New York City is using auditoriums and sports venues as cooling shelters, with social distancing rules in place. Houston is doing the same. Austin, Texas city officials were considering a plan to dispatch city buses to act as cooling centers. Shelters like the Wilkes-Barre Salvation Army shelter give out water bottles instead of letting extra people inside.
These solutions are creative, and they will certainly help. However, challenges remain, like getting the word out and giving everyone who needs the resources equal opportunities to use them.
What Can I Do?
If you are fortunate enough to be housed during this public health crisis, there are plenty of ways you can help those who aren’t.
1) Donate, donate, donate. Relief stations and shelters need donations of bottled water, food, sunscreen, hats, light-colored shirts and pants, and many more survival items. Contact resources in your area or visit their websites to learn which items are needed most. One thing they will always need more of is water.
Donations of hygienic products like hand sanitizer and soap are also needed. In addition to protecting the health of the vulnerable homeless population, these items keep agency staff healthy so they can continue serving them.
2) Volunteer. Agencies such as Salvation Army need volunteers to help operate cooling centers. Shelters may need to get by with fewer staff due to social distancing guidelines, but enough pop-up stations and shelters have arisen to demand more workers. If you are able and willing to help, consider doing so by reaching out to your local non-profits and asking what they need.
3) Help spread the word. Learn about the resources in your area for cooling off and getting supplies. See if your city and local agencies have flyers you can hand out to build awareness and knowledge about help that is available. If you see someone struggling in the heat, offer directions to the nearest one. For people who cannot access the internet or newspapers, word-of-mouth is all they have.
These are scary, bleak times, as COVID-19 continues to cause suffering directly and indirectly.

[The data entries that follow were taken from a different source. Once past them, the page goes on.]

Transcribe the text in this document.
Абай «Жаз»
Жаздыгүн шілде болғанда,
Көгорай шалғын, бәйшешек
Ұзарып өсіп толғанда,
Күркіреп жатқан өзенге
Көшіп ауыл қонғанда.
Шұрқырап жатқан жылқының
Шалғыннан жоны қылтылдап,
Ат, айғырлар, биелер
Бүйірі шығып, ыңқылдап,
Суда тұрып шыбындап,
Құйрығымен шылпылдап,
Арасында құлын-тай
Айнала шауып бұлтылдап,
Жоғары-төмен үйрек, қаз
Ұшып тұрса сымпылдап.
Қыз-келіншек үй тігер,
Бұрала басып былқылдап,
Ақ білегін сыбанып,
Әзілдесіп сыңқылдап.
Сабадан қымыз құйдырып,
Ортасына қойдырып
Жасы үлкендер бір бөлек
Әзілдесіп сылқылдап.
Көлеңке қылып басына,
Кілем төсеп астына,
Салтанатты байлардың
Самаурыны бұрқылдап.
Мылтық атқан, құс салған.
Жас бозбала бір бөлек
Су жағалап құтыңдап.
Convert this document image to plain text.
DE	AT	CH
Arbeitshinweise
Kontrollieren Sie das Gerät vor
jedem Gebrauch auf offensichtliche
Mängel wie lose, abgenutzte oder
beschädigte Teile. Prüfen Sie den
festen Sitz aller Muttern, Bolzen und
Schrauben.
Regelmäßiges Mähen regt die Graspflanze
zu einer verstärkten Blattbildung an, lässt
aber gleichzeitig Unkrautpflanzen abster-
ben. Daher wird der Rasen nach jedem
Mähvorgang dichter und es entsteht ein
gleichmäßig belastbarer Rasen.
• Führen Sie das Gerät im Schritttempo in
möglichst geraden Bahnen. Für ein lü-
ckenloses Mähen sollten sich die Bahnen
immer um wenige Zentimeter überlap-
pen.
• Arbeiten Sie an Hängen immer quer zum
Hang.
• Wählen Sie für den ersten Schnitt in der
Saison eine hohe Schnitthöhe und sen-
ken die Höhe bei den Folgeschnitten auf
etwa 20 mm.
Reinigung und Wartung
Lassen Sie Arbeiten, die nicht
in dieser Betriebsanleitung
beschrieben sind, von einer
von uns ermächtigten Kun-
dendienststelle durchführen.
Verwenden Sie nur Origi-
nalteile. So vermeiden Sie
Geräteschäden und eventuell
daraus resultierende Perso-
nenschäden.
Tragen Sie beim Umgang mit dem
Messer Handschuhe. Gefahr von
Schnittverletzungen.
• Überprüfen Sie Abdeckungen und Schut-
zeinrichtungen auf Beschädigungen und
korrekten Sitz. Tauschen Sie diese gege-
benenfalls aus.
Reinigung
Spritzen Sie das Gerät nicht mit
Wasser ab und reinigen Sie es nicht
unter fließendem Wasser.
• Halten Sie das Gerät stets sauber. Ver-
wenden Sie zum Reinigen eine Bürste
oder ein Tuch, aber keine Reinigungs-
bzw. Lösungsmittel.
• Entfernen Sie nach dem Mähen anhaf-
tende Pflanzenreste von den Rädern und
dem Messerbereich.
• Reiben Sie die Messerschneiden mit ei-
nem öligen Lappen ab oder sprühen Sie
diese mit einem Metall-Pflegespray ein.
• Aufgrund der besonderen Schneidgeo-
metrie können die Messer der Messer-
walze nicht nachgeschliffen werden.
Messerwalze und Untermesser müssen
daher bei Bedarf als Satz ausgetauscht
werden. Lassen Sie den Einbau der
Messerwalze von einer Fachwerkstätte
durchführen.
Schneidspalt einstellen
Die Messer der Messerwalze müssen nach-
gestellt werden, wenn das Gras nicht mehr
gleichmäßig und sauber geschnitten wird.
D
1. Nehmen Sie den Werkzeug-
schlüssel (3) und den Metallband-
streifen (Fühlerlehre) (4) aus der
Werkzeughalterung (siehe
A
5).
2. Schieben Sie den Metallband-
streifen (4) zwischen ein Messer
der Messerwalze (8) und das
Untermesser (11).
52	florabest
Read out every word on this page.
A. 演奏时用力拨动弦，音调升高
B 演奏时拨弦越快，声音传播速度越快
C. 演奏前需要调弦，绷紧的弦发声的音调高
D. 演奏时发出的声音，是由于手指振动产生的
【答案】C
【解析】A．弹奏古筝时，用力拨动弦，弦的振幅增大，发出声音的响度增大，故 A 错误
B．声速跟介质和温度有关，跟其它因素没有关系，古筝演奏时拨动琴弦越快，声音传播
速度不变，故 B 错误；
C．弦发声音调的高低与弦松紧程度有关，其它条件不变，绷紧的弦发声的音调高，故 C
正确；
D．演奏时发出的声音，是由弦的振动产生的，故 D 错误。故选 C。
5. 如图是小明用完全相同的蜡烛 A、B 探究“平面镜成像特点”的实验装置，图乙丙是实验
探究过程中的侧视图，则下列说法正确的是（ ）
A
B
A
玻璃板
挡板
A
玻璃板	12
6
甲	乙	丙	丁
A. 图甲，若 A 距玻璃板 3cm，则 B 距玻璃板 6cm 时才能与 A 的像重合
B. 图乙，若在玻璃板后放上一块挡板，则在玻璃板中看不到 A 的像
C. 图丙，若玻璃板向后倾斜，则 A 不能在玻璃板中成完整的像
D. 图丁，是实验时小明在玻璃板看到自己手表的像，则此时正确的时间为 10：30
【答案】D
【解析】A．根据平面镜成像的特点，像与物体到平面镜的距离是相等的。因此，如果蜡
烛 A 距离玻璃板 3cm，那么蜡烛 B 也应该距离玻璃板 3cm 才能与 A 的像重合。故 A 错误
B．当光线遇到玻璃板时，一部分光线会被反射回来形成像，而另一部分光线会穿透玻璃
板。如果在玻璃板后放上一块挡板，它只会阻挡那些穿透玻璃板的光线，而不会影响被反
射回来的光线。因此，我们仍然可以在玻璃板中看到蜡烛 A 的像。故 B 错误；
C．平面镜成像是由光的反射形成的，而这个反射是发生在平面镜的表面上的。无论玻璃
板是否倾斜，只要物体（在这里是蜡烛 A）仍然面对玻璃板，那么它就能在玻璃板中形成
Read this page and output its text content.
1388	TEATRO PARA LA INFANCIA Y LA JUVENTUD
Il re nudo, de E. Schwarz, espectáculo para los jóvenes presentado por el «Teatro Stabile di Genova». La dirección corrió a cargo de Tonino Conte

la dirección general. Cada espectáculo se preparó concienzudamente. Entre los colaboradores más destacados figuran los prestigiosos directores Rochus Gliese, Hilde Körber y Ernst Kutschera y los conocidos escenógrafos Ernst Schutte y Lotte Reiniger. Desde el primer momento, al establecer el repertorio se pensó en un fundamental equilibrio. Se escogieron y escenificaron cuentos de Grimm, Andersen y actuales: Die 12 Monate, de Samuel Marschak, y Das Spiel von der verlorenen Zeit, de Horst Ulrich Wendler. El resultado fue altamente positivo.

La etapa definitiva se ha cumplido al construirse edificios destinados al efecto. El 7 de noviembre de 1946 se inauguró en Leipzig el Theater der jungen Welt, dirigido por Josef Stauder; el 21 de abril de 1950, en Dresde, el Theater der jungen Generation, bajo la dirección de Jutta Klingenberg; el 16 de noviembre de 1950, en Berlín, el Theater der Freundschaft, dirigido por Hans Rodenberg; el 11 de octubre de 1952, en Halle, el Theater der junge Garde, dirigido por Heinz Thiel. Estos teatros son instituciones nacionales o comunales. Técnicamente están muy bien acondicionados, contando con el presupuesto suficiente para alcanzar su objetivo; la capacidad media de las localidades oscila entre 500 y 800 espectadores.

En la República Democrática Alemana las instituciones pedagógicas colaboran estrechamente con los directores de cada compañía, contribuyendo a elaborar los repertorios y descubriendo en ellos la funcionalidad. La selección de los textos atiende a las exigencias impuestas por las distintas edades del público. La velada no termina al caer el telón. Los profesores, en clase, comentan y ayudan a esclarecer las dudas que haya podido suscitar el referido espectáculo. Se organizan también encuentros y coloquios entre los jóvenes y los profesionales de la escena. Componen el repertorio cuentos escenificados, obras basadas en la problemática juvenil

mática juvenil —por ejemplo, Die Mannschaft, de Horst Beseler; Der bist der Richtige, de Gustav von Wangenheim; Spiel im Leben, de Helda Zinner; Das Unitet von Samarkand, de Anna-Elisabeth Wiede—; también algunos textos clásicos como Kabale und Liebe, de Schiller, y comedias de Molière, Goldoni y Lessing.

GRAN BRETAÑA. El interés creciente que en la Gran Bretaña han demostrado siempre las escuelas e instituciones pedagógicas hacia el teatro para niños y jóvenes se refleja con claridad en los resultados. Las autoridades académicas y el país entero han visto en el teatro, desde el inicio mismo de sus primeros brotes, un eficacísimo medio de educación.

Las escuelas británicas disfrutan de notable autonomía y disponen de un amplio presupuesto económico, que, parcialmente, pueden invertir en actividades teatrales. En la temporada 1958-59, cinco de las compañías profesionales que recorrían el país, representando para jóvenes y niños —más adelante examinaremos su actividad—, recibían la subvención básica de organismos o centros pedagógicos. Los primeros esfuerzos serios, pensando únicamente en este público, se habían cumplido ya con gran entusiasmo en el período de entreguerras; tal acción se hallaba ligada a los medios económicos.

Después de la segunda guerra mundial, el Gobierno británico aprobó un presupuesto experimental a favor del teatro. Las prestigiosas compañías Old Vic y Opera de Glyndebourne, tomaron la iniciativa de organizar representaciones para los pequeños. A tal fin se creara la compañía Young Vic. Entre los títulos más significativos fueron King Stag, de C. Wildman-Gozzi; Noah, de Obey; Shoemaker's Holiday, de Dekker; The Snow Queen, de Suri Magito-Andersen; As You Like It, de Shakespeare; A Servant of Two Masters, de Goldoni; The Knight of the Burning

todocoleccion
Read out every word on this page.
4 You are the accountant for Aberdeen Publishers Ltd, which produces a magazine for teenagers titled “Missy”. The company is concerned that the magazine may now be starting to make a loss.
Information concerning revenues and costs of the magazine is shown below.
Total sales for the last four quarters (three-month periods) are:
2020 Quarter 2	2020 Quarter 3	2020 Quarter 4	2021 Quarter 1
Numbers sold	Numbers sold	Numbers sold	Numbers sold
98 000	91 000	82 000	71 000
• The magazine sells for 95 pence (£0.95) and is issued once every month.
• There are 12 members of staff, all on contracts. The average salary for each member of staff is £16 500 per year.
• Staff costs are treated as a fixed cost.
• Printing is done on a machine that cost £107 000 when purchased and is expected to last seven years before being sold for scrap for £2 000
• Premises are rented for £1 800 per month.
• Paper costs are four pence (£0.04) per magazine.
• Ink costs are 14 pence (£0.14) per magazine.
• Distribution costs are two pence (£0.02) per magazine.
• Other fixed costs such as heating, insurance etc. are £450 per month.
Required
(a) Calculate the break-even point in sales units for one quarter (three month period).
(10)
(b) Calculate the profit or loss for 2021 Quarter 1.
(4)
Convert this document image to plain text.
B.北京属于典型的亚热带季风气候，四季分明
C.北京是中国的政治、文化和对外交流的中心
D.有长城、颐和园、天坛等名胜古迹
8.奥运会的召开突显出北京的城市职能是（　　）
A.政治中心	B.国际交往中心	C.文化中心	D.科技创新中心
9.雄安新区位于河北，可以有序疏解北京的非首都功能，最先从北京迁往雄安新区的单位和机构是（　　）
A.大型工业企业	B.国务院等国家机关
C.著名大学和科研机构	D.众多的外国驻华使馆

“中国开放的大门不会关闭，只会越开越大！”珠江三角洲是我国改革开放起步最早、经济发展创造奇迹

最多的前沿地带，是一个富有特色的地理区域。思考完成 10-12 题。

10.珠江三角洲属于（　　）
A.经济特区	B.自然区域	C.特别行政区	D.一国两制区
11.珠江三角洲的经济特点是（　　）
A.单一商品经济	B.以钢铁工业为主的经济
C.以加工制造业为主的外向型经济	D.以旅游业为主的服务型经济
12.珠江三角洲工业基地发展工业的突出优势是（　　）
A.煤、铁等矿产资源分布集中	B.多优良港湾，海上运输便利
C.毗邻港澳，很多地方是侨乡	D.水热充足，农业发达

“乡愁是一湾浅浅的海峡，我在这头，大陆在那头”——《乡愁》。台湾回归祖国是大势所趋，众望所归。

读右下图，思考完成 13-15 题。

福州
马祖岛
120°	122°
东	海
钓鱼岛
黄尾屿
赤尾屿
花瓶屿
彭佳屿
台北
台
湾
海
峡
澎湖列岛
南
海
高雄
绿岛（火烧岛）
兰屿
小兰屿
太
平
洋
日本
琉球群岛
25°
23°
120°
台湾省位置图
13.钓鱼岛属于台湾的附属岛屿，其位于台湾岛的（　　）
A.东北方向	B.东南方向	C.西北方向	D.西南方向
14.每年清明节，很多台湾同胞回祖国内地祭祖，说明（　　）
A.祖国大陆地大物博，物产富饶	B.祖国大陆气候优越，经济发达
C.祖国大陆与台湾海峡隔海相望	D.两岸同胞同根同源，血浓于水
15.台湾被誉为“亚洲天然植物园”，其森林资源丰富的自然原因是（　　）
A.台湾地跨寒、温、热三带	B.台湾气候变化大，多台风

It’s important to remember, though, that there are many people who are working hard, making sacrifices, and at times risking their own health to help the people who are most vulnerable. Anything you can do, whether it be providing funding for supplies or doing the actual leg work, goes a long way.
Finally, never stop putting pressure on your legislators to enact change. Even though COVID-19 makes many of us feel like our hands are tied, systemic change is always possible with a shift in perspective. When those in power stop viewing the suffering of homeless people as a ubiquitous part of society, and instead see it as a problem they can solve, resources and funding will no longer be scarce.